AIS (Automatic Identification System) is a technology that has revolutionised collision prevention at sea.
More recently, the advent of satellite AIS receivers permits tracking vessels on ocean passages. This allows Rescue Coordination Centres to not only see a vessel in distress, but also those in the vicinity who may be able to assist.
At Northland Maritime Radio, we also have global satellite AIS coverage, and we use it extensively to monitor recreational vessels who have purchased our Passage Guardian service.
The most common configuration is for the VHF radio and AIS transponder to share a single antenna fitted to the mast head. A splitter is used to connect the two devices to the antenna.
There are a number of problems with this configuration.
- The antenna deployed is usually optimised for the VHF radio but not AIS. This means there is a mismatch for the AIS transponder, and not all of the energy is transmitted or received.
- The coaxial cable is a long run, and is often of an inferior type, or is aged and therefore is not transferring all of the energy.
- A fault developing in the cable or the mast head antenna is almost impossible to correct at sea.

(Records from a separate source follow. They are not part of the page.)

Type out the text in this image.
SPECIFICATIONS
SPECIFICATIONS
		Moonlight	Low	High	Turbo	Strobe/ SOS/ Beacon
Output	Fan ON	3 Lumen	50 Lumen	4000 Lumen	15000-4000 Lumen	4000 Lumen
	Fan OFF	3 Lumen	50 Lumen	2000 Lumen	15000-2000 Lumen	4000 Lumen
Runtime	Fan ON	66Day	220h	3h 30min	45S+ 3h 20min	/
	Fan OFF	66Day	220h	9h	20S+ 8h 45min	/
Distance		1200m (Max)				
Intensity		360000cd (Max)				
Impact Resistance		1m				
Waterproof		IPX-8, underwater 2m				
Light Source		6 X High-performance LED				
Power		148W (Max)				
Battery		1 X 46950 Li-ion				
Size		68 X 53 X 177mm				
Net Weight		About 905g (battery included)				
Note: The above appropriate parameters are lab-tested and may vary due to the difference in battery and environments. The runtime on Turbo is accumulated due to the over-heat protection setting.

- Not all splitters are the same, and some introduce losses on both transmit and receive.
- If you lose your rig in heavy weather, you have no VHF radio or AIS.
So, what to do? Here's what I suggest. Do them all, otherwise you may not observe a significant improvement.
- Replace the mast head antenna with an antenna designed for both VHF radio and AIS.
- Replace the coaxial cable with Ancor RG-213 marine grade coaxial cable.
- Replace your splitter with a Vesper SP-160 splitter. Trust me on this.
- Add a second antenna of the same type to your radar arch or mounted on a pole aft and use a coaxial switch to select either the mast head or radar arch antenna. Use the same type of coaxial cable as you used for the mast head.
If a fault develops in the masthead antenna system, or the rig is damaged / lost, you can quickly switch to the antenna on the radar arch. Both VHF radio and AIS remain operational.
You also have the option of running the VHF radio on the mast head and the AIS transponder on a dedicated AIS antenna on the radar arch if you discover that range is acceptable.
If a fault develops with the radar arch mounted antenna, it is within relative easy reach, and so more likely to be able to be repaired at sea (on a calm day!)
When Vesper Marine's new Cortex Class B SOTDMA smartAIS transponder with integrated splitter becomes available, it has output power of 5 watts instead of 2 watts.
The combination of all of these technologies will optimise your vessel AIS for both collision avoidance and satellite visibility.
Disclaimer: Northland Maritime Radio does not receive any financial reward for endorsing products from Vesper Marine. We use their products in our maritime coast station and experience tells us they deliver excellent results.